Witam Panią,
widzę trzy rzeczy. Mianowicie:
1. że zauważyła Pani zmianę w zachowaniu męża (nie wiem jaką lub jakie zmiany - a to ważne) i w Państwa relacji
2. i że ta zmiana Panią niepokoi,
3. że ta zmiana trwa kilka lat.
Kilka lat to stosunkowo długo. Pytanie, jak Mąż postrzega Państwa relację? Czy widzi pogorszenie relacji, a jeśli tak, to od niedawna, czy też od kilku lat? czy wie jak Pani się czuje obecnie w Państwa związku?
Bo jak Pani te zmiany tłumaczy, to mniej więcej wiadomo, wiąże je Pani ze zdradą.
Czasami różne obawy i lęki sterują naszym postrzeganiem rzeczywistości. Nie uważam, że tak na pewno jest w Pani sytuacji, bo nie poznałam Pani.
Ale przykładowo, jeśli ktoś obawia się nowotworu, bo np. w rodzinie bliscy umierali na nowotwór, a pojawiają się jakieś bóle głowy, których wcześniej nie było i neurolog kieruje na rezonans magnetyczny mózgu, wówczas osoba zaczyna każdy ból głowy interpretować jako objaw guza mózgu, a do dnia diagnozy może żyć w wielkiej niepewności i w stresie, i przeświadczeniu o najgorszym... Ma zbudowany obraz nowotworu, który napawa lękiem i niejako doszukuje się objawów. A przecież czy to musi być guz mózgu? Jest tyle możliwych przyczyn bólu głowy...

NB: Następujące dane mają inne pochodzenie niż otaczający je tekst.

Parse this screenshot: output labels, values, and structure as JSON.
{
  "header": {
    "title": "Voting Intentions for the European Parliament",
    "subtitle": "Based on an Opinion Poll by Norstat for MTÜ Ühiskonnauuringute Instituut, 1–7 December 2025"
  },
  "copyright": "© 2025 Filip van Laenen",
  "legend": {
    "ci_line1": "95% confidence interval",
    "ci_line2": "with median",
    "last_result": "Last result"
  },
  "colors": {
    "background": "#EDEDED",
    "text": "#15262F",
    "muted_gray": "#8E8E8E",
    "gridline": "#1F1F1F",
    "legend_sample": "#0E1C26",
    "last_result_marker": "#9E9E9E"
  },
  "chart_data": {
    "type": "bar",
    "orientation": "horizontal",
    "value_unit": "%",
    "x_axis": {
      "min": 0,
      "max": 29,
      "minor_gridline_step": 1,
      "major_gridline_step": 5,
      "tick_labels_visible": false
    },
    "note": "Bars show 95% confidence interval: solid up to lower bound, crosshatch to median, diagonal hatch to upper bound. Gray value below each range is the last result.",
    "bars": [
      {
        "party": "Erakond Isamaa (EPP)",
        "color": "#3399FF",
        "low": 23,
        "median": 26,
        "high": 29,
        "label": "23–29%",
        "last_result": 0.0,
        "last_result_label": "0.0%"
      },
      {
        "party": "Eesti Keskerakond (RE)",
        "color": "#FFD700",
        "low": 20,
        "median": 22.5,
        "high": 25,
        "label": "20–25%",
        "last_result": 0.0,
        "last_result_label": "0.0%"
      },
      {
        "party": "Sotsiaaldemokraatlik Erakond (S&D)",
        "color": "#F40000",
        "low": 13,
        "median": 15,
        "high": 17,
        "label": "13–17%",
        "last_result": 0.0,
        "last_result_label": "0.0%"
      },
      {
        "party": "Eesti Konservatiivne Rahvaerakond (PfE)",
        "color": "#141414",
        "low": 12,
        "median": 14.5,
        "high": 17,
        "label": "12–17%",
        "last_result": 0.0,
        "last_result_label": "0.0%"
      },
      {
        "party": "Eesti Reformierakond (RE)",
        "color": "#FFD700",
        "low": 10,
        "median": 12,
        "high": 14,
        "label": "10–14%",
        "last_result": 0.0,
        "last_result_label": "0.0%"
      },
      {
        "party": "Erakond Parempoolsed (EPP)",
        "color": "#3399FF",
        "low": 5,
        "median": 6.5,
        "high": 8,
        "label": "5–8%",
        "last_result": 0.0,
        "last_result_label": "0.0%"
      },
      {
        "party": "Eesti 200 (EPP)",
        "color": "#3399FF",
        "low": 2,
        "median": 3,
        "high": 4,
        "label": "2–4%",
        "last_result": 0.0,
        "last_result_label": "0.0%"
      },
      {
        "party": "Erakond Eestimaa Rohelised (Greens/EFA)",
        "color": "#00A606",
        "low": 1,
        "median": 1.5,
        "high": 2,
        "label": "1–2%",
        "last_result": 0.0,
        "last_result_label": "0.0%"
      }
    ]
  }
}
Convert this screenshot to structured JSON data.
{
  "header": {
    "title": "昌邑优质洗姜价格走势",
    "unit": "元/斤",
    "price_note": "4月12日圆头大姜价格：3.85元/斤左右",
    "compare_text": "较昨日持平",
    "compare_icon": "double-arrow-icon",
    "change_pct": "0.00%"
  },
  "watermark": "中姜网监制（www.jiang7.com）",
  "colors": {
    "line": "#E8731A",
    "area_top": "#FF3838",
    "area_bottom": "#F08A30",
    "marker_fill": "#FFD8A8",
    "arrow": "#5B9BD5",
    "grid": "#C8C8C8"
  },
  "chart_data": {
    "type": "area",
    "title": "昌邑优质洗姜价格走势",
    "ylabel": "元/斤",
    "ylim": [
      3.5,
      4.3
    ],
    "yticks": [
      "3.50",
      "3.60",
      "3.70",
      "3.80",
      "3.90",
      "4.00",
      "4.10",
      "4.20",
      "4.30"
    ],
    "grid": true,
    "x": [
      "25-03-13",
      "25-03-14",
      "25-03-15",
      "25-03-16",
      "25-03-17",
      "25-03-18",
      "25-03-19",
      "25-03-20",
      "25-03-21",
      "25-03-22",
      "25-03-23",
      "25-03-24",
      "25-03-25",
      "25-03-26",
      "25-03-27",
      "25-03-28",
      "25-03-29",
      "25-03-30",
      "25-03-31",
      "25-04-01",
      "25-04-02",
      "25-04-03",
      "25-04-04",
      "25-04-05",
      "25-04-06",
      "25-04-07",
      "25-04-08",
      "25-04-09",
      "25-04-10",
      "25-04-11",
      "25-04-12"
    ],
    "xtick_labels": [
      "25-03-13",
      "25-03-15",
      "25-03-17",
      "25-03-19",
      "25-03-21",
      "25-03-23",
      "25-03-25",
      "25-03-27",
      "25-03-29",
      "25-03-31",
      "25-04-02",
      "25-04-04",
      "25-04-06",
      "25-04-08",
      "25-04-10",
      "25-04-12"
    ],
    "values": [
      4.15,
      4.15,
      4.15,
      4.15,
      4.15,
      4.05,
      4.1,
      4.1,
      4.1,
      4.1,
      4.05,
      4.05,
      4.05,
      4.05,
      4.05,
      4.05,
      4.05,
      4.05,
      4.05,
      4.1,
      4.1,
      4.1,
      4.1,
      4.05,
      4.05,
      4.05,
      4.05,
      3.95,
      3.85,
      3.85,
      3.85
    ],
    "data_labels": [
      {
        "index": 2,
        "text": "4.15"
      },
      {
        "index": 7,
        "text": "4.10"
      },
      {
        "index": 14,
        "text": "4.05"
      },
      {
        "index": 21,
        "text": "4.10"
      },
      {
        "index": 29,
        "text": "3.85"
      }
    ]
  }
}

Oczywiście wiele zależy od osobowości i doświadczeń człowieka. Niektórzy z nas mają w sobie więcej lęku, obaw, częściej się zamartwiają, a inni mniej, rzadziej. Chcę przez to powiedzieć, że jedyne być może przyczyny tych zmian w zachowaniu Męża leżą gdzie indziej? Zwłaszcza, że mąż zaprzecza. Jak wcześniej wyglądała Państwa relacja i wzajemne zaufanie, poczucie bezpieczeństwa? Czy rozmawiała Pani z mężem o swoich obawach, przypuszczeniach? Myślę, że szczera rozmowa może dać więcej dobrego niż robienie intryg. One tak naprawdę wyzwalają coraz większe negatywne emocje. A jeśli jednak Mąż Pani nie zdradza, tylko np. ma jakiś problem, przechodzi jakiś kryzys / spadek formy? Załóżmy teoretycznie, że na przykład Pani Mąż męczy się z czymś, np. z upływem czasu i starzeniem. W tej sytuacji negatywna atmosfera w domu i zarzuty zdrady dostarczają obojgu Państwu negatywnych emocji.
To nie rozwiąże problemu. Może odczuwa upływ lat i chce się odmłodzić, dowiedział się, że popularna jest depilacja miejsc intymnych i postanowił się wydepilować? A może zrobił to z powodów higienicznych? Może chodzi o coś zdrowotnego? Może był u urologa? Nie uważam, że Pani wyolbrzymia, bo nie rozmawiałam z Panią osobiście, dlatego jak detektyw, na tym etapie biorę wszystko pod uwagę.
Możliwości jest pewnie wiele, ale na odległość trudno oceniać, a na pewno nie wolno wyrokować kategorycznie zdradził albo nie zdradził. Jedyne co można zrobić na odległość, to podpowiedzieć, by porozmawiać z Mężem szczerze.
Jeśli rozmowa, ale szczera, w sprzyjającej atmosferze, bez nerwów, wzajemnych wyrzutów, jeśli taka rozmowa nic nie da, proponuję pójść na terapię do psychoterapeuty. Parę lat ochłodzenia kontaktów to bardzo długo.